JAMAICA

Professors in Canada develop Caribbean diaspora courses
Two Jamaican professors at different universities in Ontario, Canada, have created courses that focus on the Caribbean diaspora there and abroad, writes Neil Armstrong for The Jamaica Gleaner. Dr Hyacinth Simpson, associate professor in the Department of English at Toronto Metropolitan University (formerly Ryerson University), and Ronald Cummings, an associate professor of Caribbean literature and black diaspora studies in the Department of English and Cultural Studies at McMaster University, offered the courses during the spring and summer terms.From chattel slavery and the plantation society period to the present, migration in and out of the region continues to shape the experience of Caribbean peoples significantly.

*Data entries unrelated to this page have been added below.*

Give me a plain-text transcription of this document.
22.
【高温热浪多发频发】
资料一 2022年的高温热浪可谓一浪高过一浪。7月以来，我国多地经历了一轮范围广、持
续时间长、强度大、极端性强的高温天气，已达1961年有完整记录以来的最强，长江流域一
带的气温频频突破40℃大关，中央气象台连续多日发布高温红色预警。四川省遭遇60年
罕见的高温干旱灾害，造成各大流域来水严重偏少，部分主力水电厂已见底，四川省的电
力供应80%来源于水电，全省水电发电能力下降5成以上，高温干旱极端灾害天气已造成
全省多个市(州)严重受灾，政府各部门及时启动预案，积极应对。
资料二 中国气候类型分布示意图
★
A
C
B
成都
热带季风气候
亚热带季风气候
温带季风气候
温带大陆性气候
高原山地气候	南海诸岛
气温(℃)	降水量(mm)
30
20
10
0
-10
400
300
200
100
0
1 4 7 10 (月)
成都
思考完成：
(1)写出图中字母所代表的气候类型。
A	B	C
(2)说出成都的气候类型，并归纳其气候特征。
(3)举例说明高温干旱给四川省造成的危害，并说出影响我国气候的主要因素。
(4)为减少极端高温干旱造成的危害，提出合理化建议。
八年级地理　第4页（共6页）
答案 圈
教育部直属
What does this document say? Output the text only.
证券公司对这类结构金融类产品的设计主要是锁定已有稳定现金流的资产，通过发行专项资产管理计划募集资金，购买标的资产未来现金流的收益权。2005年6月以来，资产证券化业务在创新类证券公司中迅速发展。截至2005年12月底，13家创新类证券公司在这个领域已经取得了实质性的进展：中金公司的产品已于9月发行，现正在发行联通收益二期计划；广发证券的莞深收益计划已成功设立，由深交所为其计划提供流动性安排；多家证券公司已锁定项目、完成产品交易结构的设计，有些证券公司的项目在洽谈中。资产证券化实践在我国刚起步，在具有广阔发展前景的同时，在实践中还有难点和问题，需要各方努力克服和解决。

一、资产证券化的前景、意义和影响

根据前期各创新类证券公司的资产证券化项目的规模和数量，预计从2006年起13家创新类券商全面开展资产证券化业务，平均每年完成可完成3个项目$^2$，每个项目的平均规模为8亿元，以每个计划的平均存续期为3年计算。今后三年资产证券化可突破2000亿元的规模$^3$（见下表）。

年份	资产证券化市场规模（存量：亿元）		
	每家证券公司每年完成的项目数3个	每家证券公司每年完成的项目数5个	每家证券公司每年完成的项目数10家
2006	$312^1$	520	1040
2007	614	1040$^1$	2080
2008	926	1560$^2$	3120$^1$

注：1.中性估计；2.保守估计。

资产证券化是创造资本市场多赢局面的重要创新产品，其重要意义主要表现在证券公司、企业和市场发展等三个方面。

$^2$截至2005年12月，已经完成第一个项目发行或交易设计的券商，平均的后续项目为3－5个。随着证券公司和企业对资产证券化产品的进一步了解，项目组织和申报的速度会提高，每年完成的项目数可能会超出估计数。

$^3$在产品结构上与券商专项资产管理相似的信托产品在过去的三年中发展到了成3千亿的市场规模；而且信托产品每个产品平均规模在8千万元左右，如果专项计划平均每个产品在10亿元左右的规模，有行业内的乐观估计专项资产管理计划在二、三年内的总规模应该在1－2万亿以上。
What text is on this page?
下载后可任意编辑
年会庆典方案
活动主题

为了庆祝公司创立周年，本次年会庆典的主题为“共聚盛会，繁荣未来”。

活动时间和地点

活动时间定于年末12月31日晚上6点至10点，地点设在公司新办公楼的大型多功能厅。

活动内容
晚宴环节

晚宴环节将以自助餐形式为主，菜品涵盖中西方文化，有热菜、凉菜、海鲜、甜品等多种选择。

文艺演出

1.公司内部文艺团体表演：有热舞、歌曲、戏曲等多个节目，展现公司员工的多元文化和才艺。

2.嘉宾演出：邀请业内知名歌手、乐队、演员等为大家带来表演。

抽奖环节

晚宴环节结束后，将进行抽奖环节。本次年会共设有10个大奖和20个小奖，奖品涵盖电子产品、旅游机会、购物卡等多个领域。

Simpson’s course, Literatures of the Caribbean, provided the students an engagement with literary texts (short stories, poems, and a novel), as well as films and music to better understand how migrations and mass movements have affected the identities (especially ethno-racial, sexual, and gendered) of peoples in the English-speaking Caribbean and its diasporas.
Meanwhile, Professor Cummings launched his new course, Windrush Writing/Writing Windrush: Empire, Race and Decolonisation, during the summer to teach his students more about the literature and other creative forms that grew out of the Windrush generation.